Last week, gold continued to trade within its established range.
The latest weekly gold survey showed that market analysts were divided into bullish and neutral camps, while retail investors were waiting for prices to break out of the recent range, either upwards or downwards.
James Stanley, senior market strategist at Forex.com, sees the potential for gold to rise this week.
Colin Cieszynski, Chief Market Strategist at SIA Wealth Management, maintains a neutral stance. According to him, since gold has been trading sideways since the beginning of September, and most of the major market news for this month has already been released, the precious metal may continue its consolidation until the end of the quarter.
On Friday last week, 13 Wall Street analysts participated in a gold survey. Six of them, or 46%, expected price increases for the current week. Five analysts, or 38%, had a neutral outlook, and only two analysts, or 15%, predicted price declines.
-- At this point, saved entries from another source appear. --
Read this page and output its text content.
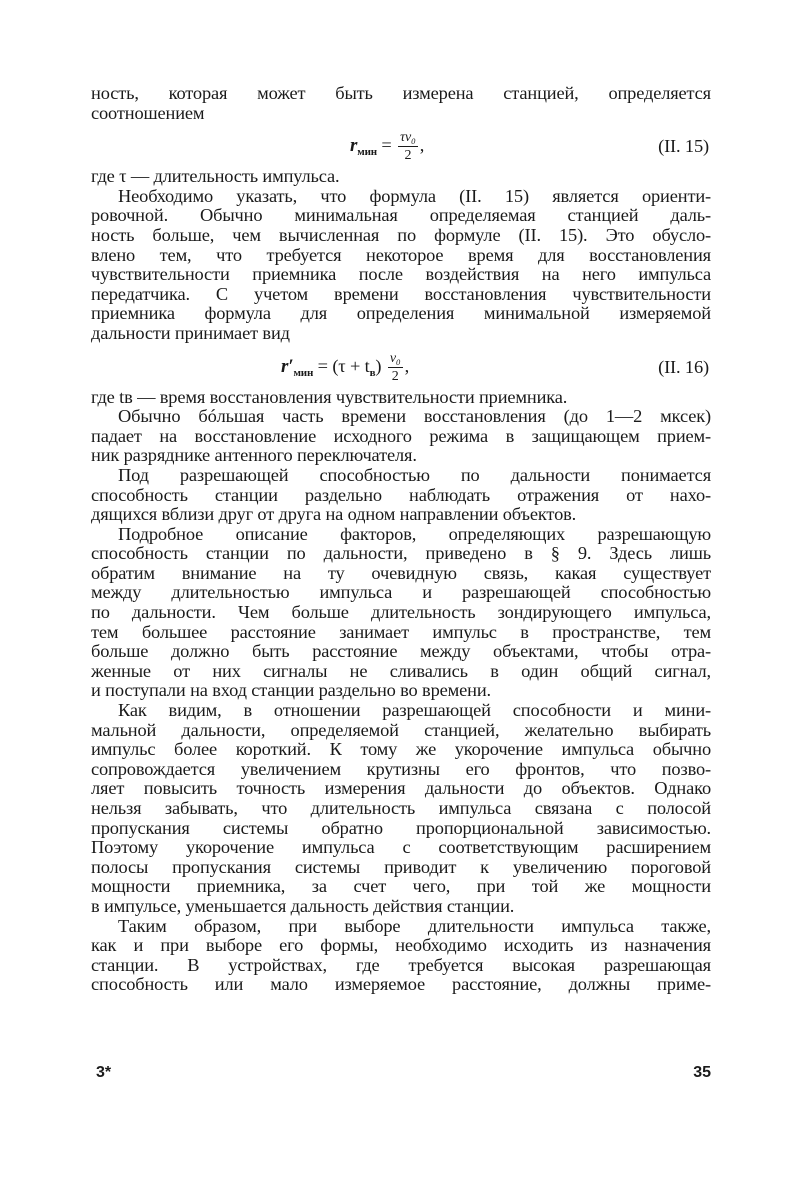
ность, которая может быть измерена станцией, определяется
соотношением
$r_{мин} = \frac{\text{τv₀}}{2}$ ,	(II. 15)
где τ — длительность импульса.
Необходимо указать, что формула (II. 15) является ориенти-
ровочной. Обычно минимальная определяемая станцией даль-
ность больше, чем вычисленная по формуле (II. 15). Это обусло-
влено тем, что требуется некоторое время для восстановления
чувствительности приемника после воздействия на него импульса
передатчика. С учетом времени восстановления чувствительности
приемника формула для определения минимальной измеряемой
дальности принимает вид
$r'_{мин} = (\tau + t_в) \frac{\text{v₀}}{2}$ ,	(II. 16)
где tв — время восстановления чувствительности приемника.
Обычно бóльшая часть времени восстановления (до 1—2 мксек)
падает на восстановление исходного режима в защищающем прием-
ник разряднике антенного переключателя.
Под разрешающей способностью по дальности понимается
способность станции раздельно наблюдать отражения от нахо-
дящихся вблизи друг от друга на одном направлении объектов.
Подробное описание факторов, определяющих разрешающую
способность станции по дальности, приведено в § 9. Здесь лишь
обратим внимание на ту очевидную связь, какая существует
между длительностью импульса и разрешающей способностью
по дальности. Чем больше длительность зондирующего импульса,
тем большее расстояние занимает импульс в пространстве, тем
больше должно быть расстояние между объектами, чтобы отра-
женные от них сигналы не сливались в один общий сигнал,
и поступали на вход станции раздельно во времени.
Как видим, в отношении разрешающей способности и мини-
мальной дальности, определяемой станцией, желательно выбирать
импульс более короткий. К тому же укорочение импульса обычно
сопровождается увеличением крутизны его фронтов, что позво-
ляет повысить точность измерения дальности до объектов. Однако
нельзя забывать, что длительность импульса связана с полосой
пропускания системы обратно пропорциональной зависимостью.
Поэтому укорочение импульса с соответствующим расширением
полосы пропускания системы приводит к увеличению пороговой
мощности приемника, за счет чего, при той же мощности
в импульсе, уменьшается дальность действия станции.
Таким образом, при выборе длительности импульса также,
как и при выборе его формы, необходимо исходить из назначения
станции. В устройствах, где требуется высокая разрешающая
способность или мало измеряемое расстояние, должны приме-
3*	35
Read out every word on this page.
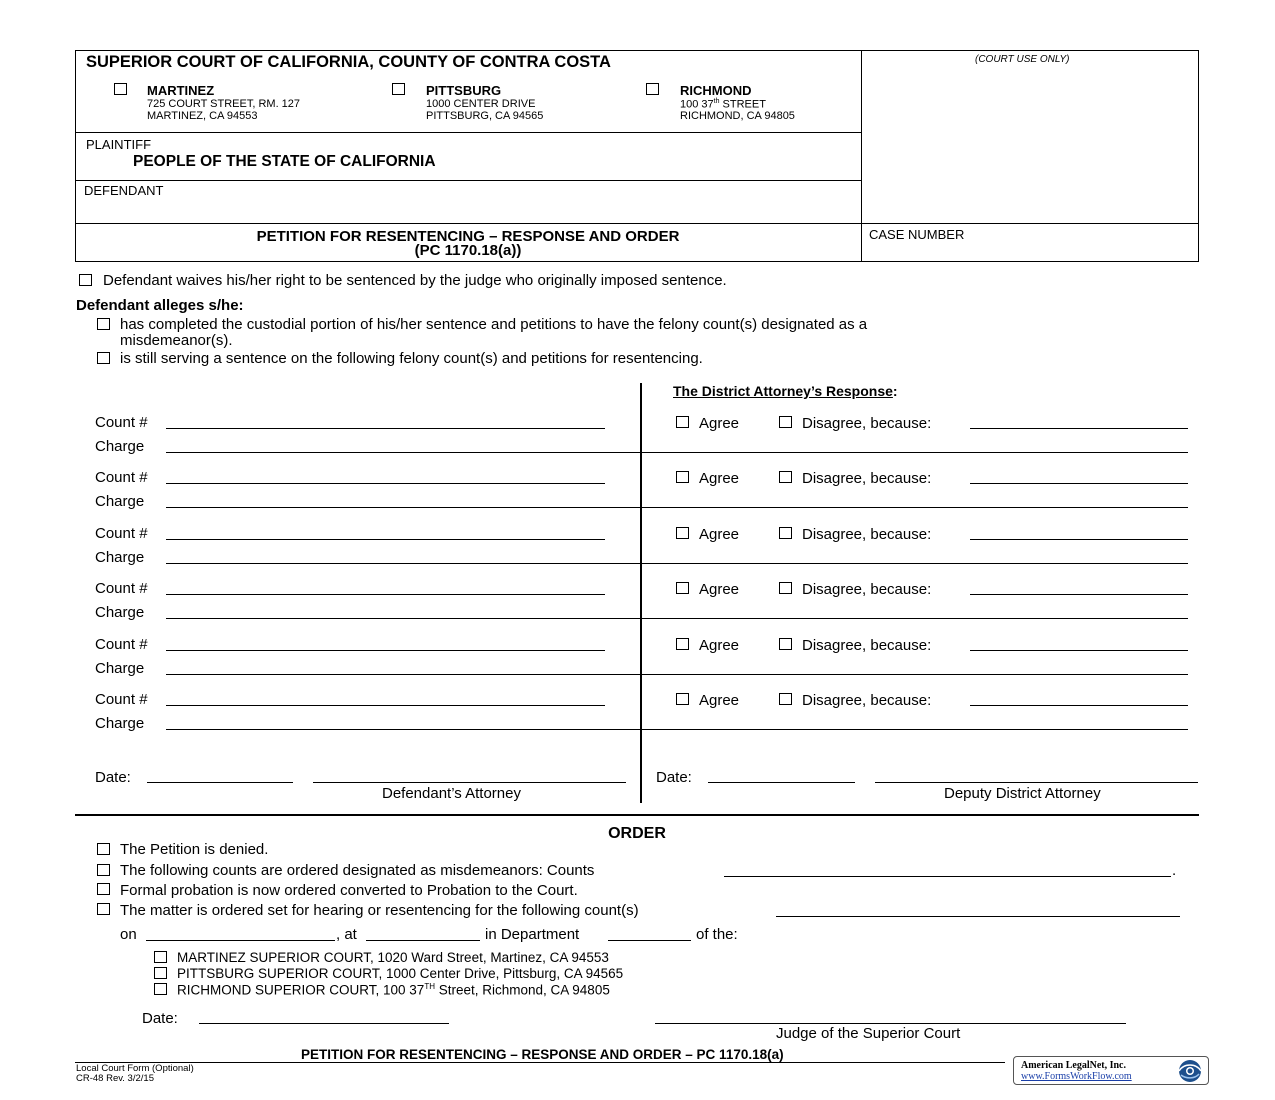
SUPERIOR COURT OF CALIFORNIA, COUNTY OF CONTRA COSTA	(COURT USE ONLY)
MARTINEZ
725 COURT STREET, RM. 127
MARTINEZ, CA 94553
PITTSBURG
1000 CENTER DRIVE
PITTSBURG, CA 94565
RICHMOND
100 37th STREET
RICHMOND, CA 94805
PLAINTIFF
PEOPLE OF THE STATE OF CALIFORNIA
DEFENDANT
PETITION FOR RESENTENCING – RESPONSE AND ORDER
(PC 1170.18(a))
CASE NUMBER
Defendant waives his/her right to be sentenced by the judge who originally imposed sentence.
Defendant alleges s/he:
has completed the custodial portion of his/her sentence and petitions to have the felony count(s) designated as a
misdemeanor(s).
is still serving a sentence on the following felony count(s) and petitions for resentencing.
The District Attorney’s Response:
Count #
Charge
Agree	Disagree, because:
Count #
Charge
Agree	Disagree, because:
Count #
Charge
Agree	Disagree, because:
Count #
Charge
Agree	Disagree, because:
Count #
Charge
Agree	Disagree, because:
Count #
Charge
Agree	Disagree, because:
Date:
Defendant’s Attorney
Date:
Deputy District Attorney
ORDER
The Petition is denied.
The following counts are ordered designated as misdemeanors: Counts	.
Formal probation is now ordered converted to Probation to the Court.
The matter is ordered set for hearing or resentencing for the following count(s)
on	, at	in Department	of the:
MARTINEZ SUPERIOR COURT, 1020 Ward Street, Martinez, CA 94553
PITTSBURG SUPERIOR COURT, 1000 Center Drive, Pittsburg, CA 94565
RICHMOND SUPERIOR COURT, 100 37TH Street, Richmond, CA 94805
Date:
Judge of the Superior Court
PETITION FOR RESENTENCING – RESPONSE AND ORDER – PC 1170.18(a)
Local Court Form (Optional)
CR-48 Rev. 3/2/15
American LegalNet, Inc.
www.FormsWorkFlow.com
In online polls, there were 591 votes cast. Of these, 292 respondents, or 49%, expected price increases for the current week. 208, or 35%, anticipated price decreases, while 91 voters, or 15%, were neutral.
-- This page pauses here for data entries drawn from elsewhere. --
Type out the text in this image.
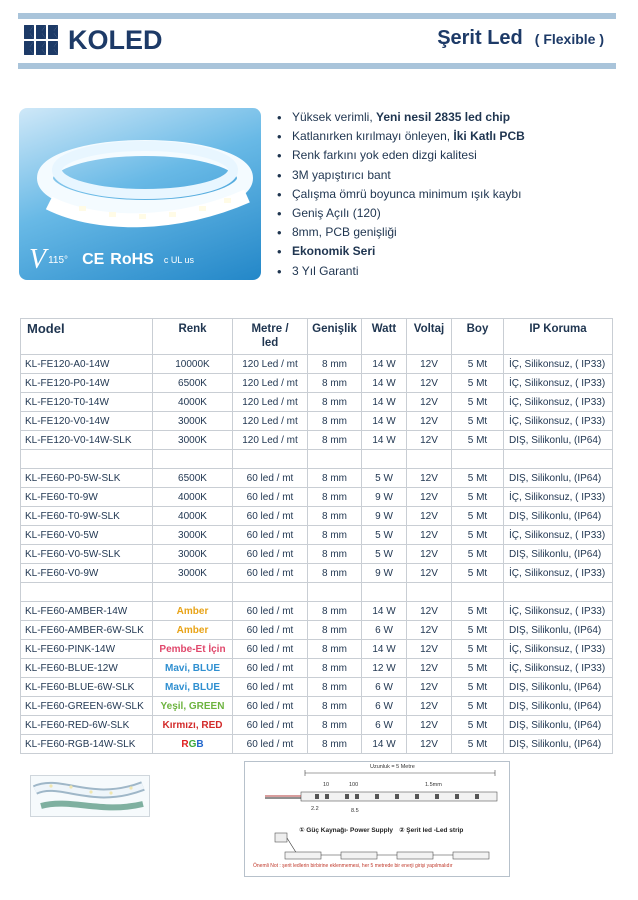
KOLED	Şerit Led ( Flexible )
V 115° CE RoHS c UL us
• Yüksek verimli, Yeni nesil 2835 led chip
• Katlanırken kırılmayı önleyen, İki Katlı PCB
• Renk farkını yok eden dizgi kalitesi
• 3M yapıştırıcı bant
• Çalışma ömrü boyunca minimum ışık kaybı
• Geniş Açılı (120)
• 8mm, PCB genişliği
• Ekonomik Seri
• 3 Yıl Garanti
Model	Renk	Metre / led	Genişlik	Watt	Voltaj	Boy	IP Koruma
KL-FE120-A0-14W	10000K	120 Led / mt	8 mm	14 W	12V	5 Mt	İÇ, Silikonsuz, ( IP33)
KL-FE120-P0-14W	6500K	120 Led / mt	8 mm	14 W	12V	5 Mt	İÇ, Silikonsuz, ( IP33)
KL-FE120-T0-14W	4000K	120 Led / mt	8 mm	14 W	12V	5 Mt	İÇ, Silikonsuz, ( IP33)
KL-FE120-V0-14W	3000K	120 Led / mt	8 mm	14 W	12V	5 Mt	İÇ, Silikonsuz, ( IP33)
KL-FE120-V0-14W-SLK	3000K	120 Led / mt	8 mm	14 W	12V	5 Mt	DIŞ, Silikonlu, (IP64)

KL-FE60-P0-5W-SLK	6500K	60 led / mt	8 mm	5 W	12V	5 Mt	DIŞ, Silikonlu, (IP64)
KL-FE60-T0-9W	4000K	60 led / mt	8 mm	9 W	12V	5 Mt	İÇ, Silikonsuz, ( IP33)
KL-FE60-T0-9W-SLK	4000K	60 led / mt	8 mm	9 W	12V	5 Mt	DIŞ, Silikonlu, (IP64)
KL-FE60-V0-5W	3000K	60 led / mt	8 mm	5 W	12V	5 Mt	İÇ, Silikonsuz, ( IP33)
KL-FE60-V0-5W-SLK	3000K	60 led / mt	8 mm	5 W	12V	5 Mt	DIŞ, Silikonlu, (IP64)
KL-FE60-V0-9W	3000K	60 led / mt	8 mm	9 W	12V	5 Mt	İÇ, Silikonsuz, ( IP33)

KL-FE60-AMBER-14W	Amber	60 led / mt	8 mm	14 W	12V	5 Mt	İÇ, Silikonsuz, ( IP33)
KL-FE60-AMBER-6W-SLK	Amber	60 led / mt	8 mm	6 W	12V	5 Mt	DIŞ, Silikonlu, (IP64)
KL-FE60-PINK-14W	Pembe-Et İçin	60 led / mt	8 mm	14 W	12V	5 Mt	İÇ, Silikonsuz, ( IP33)
KL-FE60-BLUE-12W	Mavi, BLUE	60 led / mt	8 mm	12 W	12V	5 Mt	İÇ, Silikonsuz, ( IP33)
KL-FE60-BLUE-6W-SLK	Mavi, BLUE	60 led / mt	8 mm	6 W	12V	5 Mt	DIŞ, Silikonlu, (IP64)
KL-FE60-GREEN-6W-SLK	Yeşil, GREEN	60 led / mt	8 mm	6 W	12V	5 Mt	DIŞ, Silikonlu, (IP64)
KL-FE60-RED-6W-SLK	Kırmızı, RED	60 led / mt	8 mm	6 W	12V	5 Mt	DIŞ, Silikonlu, (IP64)
KL-FE60-RGB-14W-SLK	RGB	60 led / mt	8 mm	14 W	12V	5 Mt	DIŞ, Silikonlu, (IP64)
Uzunluk = 5 Metre
10	100	1.5mm
2.2	8.5
① Güç Kaynağı- Power Supply ② Şerit led -Led strip
Önemli Not : şerit ledlerin birbirine eklenmemesi, her 5 metrede bir enerji girişi yapılmalıdır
According to the latest investor survey, gold prices are expected to trade around $1,936 per ounce, which is $12 higher than last week's forecast.
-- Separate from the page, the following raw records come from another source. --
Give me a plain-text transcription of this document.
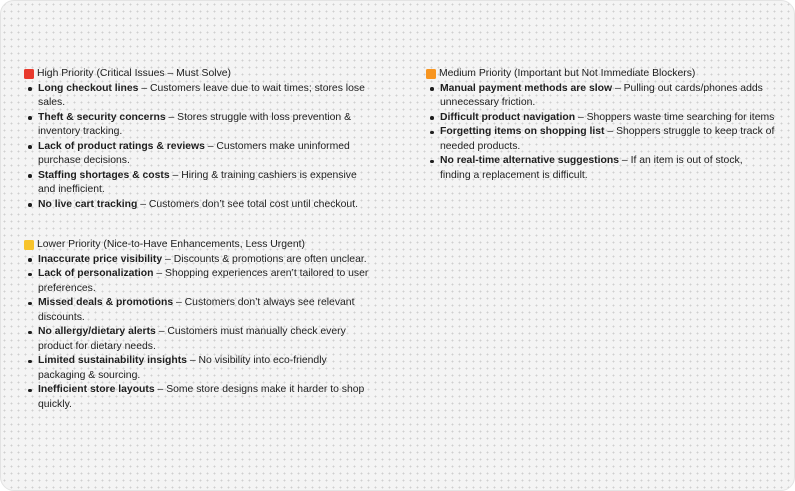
High Priority (Critical Issues – Must Solve)
Long checkout lines – Customers leave due to wait times; stores lose sales.
Theft & security concerns – Stores struggle with loss prevention & inventory tracking.
Lack of product ratings & reviews – Customers make uninformed purchase decisions.
Staffing shortages & costs – Hiring & training cashiers is expensive and inefficient.
No live cart tracking – Customers don’t see total cost until checkout.
Medium Priority (Important but Not Immediate Blockers)
Manual payment methods are slow – Pulling out cards/phones adds unnecessary friction.
Difficult product navigation – Shoppers waste time searching for items
Forgetting items on shopping list – Shoppers struggle to keep track of needed products.
No real-time alternative suggestions – If an item is out of stock, finding a replacement is difficult.
Lower Priority (Nice-to-Have Enhancements, Less Urgent)
Inaccurate price visibility – Discounts & promotions are often unclear.
Lack of personalization – Shopping experiences aren’t tailored to user preferences.
Missed deals & promotions – Customers don’t always see relevant discounts.
No allergy/dietary alerts – Customers must manually check every product for dietary needs.
Limited sustainability insights – No visibility into eco-friendly packaging & sourcing.
Inefficient store layouts – Some store designs make it harder to shop quickly.
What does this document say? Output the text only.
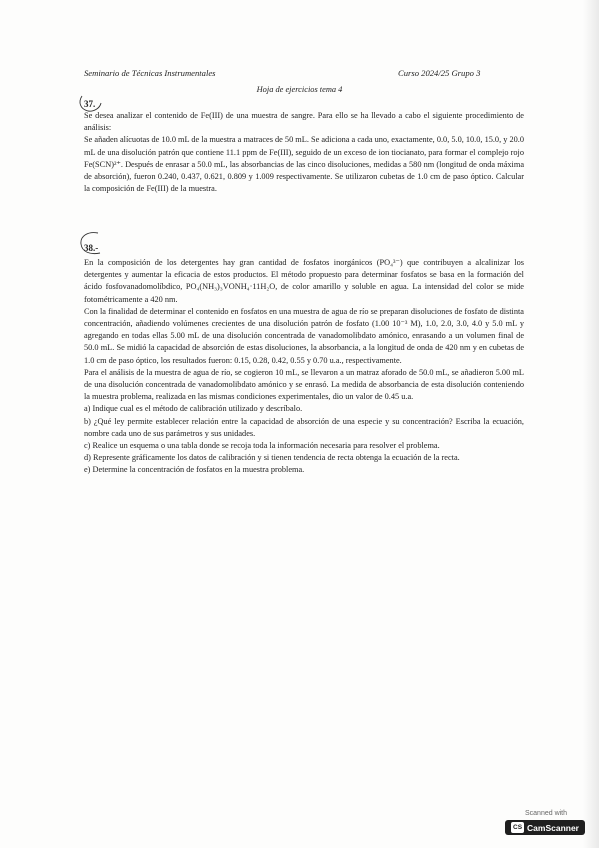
Seminario de Técnicas Instrumentales	Curso 2024/25 Grupo 3
Hoja de ejercicios tema 4
37.

Se desea analizar el contenido de Fe(III) de una muestra de sangre. Para ello se ha llevado a cabo el siguiente procedimiento de análisis:

Se añaden alícuotas de 10.0 mL de la muestra a matraces de 50 mL. Se adiciona a cada uno, exactamente, 0.0, 5.0, 10.0, 15.0, y 20.0 mL de una disolución patrón que contiene 11.1 ppm de Fe(III), seguido de un exceso de ion tiocianato, para formar el complejo rojo Fe(SCN)²⁺. Después de enrasar a 50.0 mL, las absorbancias de las cinco disoluciones, medidas a 580 nm (longitud de onda máxima de absorción), fueron 0.240, 0.437, 0.621, 0.809 y 1.009 respectivamente. Se utilizaron cubetas de 1.0 cm de paso óptico. Calcular la composición de Fe(III) de la muestra.

38.-

En la composición de los detergentes hay gran cantidad de fosfatos inorgánicos (PO₄³⁻) que contribuyen a alcalinizar los detergentes y aumentar la eficacia de estos productos. El método propuesto para determinar fosfatos se basa en la formación del ácido fosfovanadomolíbdico, PO₄(NH₃)₃VONH₄·11H₂O, de color amarillo y soluble en agua. La intensidad del color se mide fotométricamente a 420 nm.

Con la finalidad de determinar el contenido en fosfatos en una muestra de agua de río se preparan disoluciones de fosfato de distinta concentración, añadiendo volúmenes crecientes de una disolución patrón de fosfato (1.00 10⁻³ M), 1.0, 2.0, 3.0, 4.0 y 5.0 mL y agregando en todas ellas 5.00 mL de una disolución concentrada de vanadomolibdato amónico, enrasando a un volumen final de 50.0 mL. Se midió la capacidad de absorción de estas disoluciones, la absorbancia, a la longitud de onda de 420 nm y en cubetas de 1.0 cm de paso óptico, los resultados fueron: 0.15, 0.28, 0.42, 0.55 y 0.70 u.a., respectivamente.

Para el análisis de la muestra de agua de río, se cogieron 10 mL, se llevaron a un matraz aforado de 50.0 mL, se añadieron 5.00 mL de una disolución concentrada de vanadomolibdato amónico y se enrasó. La medida de absorbancia de esta disolución conteniendo la muestra problema, realizada en las mismas condiciones experimentales, dio un valor de 0.45 u.a.

a) Indique cual es el método de calibración utilizado y descríbalo.

b) ¿Qué ley permite establecer relación entre la capacidad de absorción de una especie y su concentración? Escriba la ecuación, nombre cada uno de sus parámetros y sus unidades.

c) Realice un esquema o una tabla donde se recoja toda la información necesaria para resolver el problema.

d) Represente gráficamente los datos de calibración y si tienen tendencia de recta obtenga la ecuación de la recta.

e) Determine la concentración de fosfatos en la muestra problema.

Scanned with
CS CamScanner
Bob Haberkorn, Senior Commodities Broker at RJO Futures, believes that gold prices will remain in the current range as people digest the Federal Reserve's interest rate decision.
Marc Chandler, Managing Director at Bannockburn Global Forex, shares a similar opinion.
Meanwhile, the President of Adrian Day Asset Management, Adrian Day, predicts an increase in prices in the near future because inflation is not over, and the economy is heading towards a recession, which he believes creates favorable conditions for gold.
This week will see the release of numerous economic data, although they may not be as influential as the Federal Open Market Committee's rate decision last week. Key economic data includes U.S. GDP and PCE for the second quarter and August, surveys from the Federal Reserve Banks of Dallas, Chicago, Michigan, and Richmond, as well as August sales of durable goods and pending home sales.